What is SelfInjectPE?

SelfInjectPE is a C++ command-line tool for Windows that loads and runs 32-bit x86 PE executables entirely in memory at their preferred base address, skipping the need for relocation tables. It reads a target PE from disk—like a memory diagnostic tool or custom binary—and injects it into the current process, resolving imports and jumping to the entry point. Developers get a simple executable: `SelfInjectPE.exe target.exe`, perfect for running memory tests on Windows 10 or 11 without OS loader constraints.
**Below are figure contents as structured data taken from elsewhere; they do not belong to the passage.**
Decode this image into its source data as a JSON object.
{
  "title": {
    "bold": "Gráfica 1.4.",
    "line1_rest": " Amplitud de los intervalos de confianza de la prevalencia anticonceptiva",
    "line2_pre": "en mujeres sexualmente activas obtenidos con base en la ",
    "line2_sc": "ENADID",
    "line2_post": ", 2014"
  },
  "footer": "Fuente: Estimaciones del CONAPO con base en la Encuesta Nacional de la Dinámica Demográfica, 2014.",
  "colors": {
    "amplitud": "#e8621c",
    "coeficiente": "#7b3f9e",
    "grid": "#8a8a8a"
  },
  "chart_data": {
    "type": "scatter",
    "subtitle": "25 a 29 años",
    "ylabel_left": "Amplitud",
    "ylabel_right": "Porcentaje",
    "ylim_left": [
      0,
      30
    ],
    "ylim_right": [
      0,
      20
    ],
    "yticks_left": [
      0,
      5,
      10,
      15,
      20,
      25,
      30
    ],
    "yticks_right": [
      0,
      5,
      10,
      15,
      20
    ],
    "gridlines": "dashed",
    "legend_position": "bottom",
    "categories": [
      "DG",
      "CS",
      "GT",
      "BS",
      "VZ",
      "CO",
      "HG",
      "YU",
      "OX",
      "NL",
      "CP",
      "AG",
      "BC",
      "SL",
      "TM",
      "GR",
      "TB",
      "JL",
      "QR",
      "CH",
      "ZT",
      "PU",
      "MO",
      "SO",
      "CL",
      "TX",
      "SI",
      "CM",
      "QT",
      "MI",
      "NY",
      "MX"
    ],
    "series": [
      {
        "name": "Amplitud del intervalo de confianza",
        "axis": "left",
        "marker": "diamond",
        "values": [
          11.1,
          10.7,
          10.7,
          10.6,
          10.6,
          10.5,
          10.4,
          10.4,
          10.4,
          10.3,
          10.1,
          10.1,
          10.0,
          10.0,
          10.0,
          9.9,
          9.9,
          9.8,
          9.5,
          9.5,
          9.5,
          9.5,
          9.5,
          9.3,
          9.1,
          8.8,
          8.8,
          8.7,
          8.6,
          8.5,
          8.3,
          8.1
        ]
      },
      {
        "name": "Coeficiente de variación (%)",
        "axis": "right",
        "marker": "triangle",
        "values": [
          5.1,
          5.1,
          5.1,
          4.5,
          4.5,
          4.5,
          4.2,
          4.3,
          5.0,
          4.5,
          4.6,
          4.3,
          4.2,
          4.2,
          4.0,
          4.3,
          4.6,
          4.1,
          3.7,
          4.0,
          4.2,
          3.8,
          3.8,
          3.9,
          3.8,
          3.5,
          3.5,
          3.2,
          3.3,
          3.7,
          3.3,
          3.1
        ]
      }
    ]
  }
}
Why is it gaining traction?

It stands out by enabling execution of PEs with missing or stripped relocs, something standard loaders can't handle, using a clever fixed-base self-overwrite on x86. Security researchers dig the position-independent trampoline for clean in-memory execution, avoiding disk traces or AV flags. With detailed build instructions for MSVC and logs during runs, it's a quick drop-in for manual PE mapping experiments.

Who should use this?

Windows reverse engineers analyzing malware samples without relocs, security devs testing evasion techniques, or low-level hackers prototyping in-memory loaders. Ideal for red teamers running memory diagnostics from cmd on locked-down systems, or researchers injecting custom 32-bit tools like Ubuntu memory tests via Windows hosts.

Verdict

Grab it for educational security work—docs are thorough, C++ code is clean—but with 19 stars and 0.699999988079071% credibility score, treat it as an untested POC, not production. Extend the padding for bigger PEs if needed.